According to a recent report by The New York Times, the U.S. Department of Housing and Urban Development (HUD) administers a government-backed mortgage program for residential care facilities. Under what is known as a Section 232 loan agreement, HUD has the authority to guarantee bank loans made to nursing homes for the purposes of purchasing, refinancing, constructing, or substantially rehabilitating a facility. However, the financial guarantee is not without conditions. Nursing home owners must adhere to certain requirements, such as reporting problematic surveys and fines, as well as working with HUD to establish an action plan for removing a nursing home from the Special Focus Facility list.

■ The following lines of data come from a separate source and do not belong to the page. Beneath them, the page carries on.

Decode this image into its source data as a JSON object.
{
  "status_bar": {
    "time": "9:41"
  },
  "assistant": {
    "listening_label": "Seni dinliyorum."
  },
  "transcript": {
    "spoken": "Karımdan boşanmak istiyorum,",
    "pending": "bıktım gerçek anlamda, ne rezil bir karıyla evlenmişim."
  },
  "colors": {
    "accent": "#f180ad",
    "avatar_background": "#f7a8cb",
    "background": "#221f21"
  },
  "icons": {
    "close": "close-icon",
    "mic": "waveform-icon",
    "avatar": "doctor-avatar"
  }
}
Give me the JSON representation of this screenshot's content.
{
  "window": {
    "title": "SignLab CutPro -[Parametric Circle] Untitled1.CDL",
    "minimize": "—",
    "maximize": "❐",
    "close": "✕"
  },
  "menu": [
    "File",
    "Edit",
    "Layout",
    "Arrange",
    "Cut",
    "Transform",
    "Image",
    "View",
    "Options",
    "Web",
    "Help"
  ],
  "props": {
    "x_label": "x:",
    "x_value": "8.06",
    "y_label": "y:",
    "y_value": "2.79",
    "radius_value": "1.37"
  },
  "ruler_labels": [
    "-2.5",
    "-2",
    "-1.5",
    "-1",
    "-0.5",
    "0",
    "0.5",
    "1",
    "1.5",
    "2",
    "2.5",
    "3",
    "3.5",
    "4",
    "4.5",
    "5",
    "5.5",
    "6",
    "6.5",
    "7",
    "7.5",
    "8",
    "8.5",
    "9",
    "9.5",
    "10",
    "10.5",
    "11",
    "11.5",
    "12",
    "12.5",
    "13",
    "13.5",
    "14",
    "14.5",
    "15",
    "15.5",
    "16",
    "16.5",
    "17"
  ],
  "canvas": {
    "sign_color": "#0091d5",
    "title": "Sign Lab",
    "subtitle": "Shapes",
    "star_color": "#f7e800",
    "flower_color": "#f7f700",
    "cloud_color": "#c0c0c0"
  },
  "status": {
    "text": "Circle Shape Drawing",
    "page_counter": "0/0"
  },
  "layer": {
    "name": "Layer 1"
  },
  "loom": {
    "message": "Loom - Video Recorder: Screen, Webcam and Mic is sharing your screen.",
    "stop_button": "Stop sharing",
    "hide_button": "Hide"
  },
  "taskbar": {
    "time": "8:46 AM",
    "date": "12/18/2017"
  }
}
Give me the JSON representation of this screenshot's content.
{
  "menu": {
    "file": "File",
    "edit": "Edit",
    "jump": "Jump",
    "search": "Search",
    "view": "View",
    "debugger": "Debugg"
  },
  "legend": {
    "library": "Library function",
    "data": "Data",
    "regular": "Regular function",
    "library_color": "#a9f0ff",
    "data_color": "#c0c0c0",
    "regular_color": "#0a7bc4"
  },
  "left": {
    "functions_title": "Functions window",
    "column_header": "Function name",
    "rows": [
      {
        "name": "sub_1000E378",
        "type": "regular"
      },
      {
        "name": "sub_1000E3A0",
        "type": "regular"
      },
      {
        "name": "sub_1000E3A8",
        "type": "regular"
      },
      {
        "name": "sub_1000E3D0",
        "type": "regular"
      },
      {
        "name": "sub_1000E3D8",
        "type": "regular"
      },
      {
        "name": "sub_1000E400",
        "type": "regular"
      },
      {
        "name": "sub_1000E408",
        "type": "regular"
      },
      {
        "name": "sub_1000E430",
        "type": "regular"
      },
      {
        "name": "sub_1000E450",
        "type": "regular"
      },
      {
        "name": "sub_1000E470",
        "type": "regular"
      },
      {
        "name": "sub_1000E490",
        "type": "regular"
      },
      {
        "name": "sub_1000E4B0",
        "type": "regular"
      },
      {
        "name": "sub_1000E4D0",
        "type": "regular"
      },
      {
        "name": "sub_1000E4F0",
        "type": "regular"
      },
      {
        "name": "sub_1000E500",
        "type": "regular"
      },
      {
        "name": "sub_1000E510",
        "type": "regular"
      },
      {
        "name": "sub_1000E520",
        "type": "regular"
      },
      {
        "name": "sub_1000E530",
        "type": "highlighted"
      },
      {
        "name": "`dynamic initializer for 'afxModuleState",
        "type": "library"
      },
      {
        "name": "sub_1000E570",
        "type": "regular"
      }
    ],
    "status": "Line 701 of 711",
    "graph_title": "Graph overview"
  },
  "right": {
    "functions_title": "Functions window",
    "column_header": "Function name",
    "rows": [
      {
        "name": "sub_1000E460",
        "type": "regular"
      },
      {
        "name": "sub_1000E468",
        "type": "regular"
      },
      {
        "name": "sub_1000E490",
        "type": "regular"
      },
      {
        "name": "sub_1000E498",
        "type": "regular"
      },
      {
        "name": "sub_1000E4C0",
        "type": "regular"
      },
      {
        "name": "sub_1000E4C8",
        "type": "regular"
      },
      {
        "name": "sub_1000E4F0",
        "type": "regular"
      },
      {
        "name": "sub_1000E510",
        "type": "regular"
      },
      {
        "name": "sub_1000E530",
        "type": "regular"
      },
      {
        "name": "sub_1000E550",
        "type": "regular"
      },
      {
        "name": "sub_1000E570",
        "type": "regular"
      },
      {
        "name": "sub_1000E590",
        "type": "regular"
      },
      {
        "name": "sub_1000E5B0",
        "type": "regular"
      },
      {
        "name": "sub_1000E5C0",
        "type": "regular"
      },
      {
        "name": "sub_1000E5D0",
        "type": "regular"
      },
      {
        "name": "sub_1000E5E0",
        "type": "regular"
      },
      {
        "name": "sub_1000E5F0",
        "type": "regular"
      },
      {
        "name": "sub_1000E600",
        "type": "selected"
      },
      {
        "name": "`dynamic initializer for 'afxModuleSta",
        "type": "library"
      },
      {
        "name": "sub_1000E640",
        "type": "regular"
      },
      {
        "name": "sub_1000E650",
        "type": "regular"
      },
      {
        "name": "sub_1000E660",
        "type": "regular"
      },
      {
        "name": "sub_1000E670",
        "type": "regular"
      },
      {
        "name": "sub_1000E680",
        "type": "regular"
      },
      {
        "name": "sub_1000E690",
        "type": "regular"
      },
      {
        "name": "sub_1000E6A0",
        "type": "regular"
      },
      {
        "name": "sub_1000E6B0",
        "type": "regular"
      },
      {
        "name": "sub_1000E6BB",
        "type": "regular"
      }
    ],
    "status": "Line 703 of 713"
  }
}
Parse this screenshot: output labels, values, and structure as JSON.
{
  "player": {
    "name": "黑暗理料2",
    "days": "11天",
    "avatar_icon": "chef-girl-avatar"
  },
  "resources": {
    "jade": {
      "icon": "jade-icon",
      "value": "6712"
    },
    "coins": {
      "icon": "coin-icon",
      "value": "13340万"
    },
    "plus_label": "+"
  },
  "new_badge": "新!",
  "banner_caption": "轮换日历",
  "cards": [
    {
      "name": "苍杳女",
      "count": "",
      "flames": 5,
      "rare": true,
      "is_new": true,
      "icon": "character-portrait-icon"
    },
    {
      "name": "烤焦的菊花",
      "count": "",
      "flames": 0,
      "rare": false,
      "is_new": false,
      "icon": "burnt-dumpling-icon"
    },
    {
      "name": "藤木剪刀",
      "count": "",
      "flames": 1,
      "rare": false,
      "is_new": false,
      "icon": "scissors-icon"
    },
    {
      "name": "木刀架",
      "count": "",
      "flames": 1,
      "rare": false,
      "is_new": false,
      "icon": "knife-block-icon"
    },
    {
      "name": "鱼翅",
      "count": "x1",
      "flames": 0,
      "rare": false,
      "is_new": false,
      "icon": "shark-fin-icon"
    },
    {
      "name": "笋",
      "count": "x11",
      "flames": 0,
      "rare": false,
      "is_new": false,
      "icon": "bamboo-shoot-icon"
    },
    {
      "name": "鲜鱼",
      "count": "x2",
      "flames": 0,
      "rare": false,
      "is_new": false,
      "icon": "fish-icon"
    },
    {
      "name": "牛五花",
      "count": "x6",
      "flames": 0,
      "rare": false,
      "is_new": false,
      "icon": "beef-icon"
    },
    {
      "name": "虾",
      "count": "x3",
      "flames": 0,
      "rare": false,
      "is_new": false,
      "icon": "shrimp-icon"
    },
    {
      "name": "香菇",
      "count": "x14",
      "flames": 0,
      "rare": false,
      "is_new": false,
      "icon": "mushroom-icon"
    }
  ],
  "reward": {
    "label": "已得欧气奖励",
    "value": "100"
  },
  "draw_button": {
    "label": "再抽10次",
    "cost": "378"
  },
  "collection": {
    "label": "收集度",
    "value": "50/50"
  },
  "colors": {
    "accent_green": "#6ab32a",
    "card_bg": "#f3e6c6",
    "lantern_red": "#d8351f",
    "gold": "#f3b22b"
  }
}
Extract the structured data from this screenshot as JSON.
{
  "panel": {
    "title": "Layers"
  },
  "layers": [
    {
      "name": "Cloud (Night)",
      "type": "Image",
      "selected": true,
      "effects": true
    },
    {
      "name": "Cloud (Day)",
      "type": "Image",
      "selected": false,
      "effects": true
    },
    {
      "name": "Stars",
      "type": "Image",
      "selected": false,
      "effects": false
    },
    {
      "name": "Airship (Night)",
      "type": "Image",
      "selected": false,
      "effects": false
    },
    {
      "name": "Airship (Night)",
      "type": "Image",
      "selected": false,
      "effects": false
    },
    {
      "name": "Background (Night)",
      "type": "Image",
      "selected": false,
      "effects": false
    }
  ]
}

The Times reports that the program currently guarantees $20 billion in mortgages for 2,300 nursing homes—or about 15 percent of nursing homes nationwide. The Times’ analysis shows that these nursing homes are “more likely to receive one-or-two-star ratings from Medicare than other nursing homes.” Unfortunately, The Times also notes that, “[b]y the government’s own admission, the federal agency’s stewardship of the program has been haphazard.” Reports on the program spanning several decades indicate poor oversight. For example, The Times identifies a 1995 Government Accountability Office (GAO) report which documents that staff do not focus on “nursing home loans unless financial trouble appears imminent or a default occurs.” The Times also points to a recent report by the HUD Inspector General finding that HUD failed to “penalize operators that did not submit accurate and complete data in a timely manner.”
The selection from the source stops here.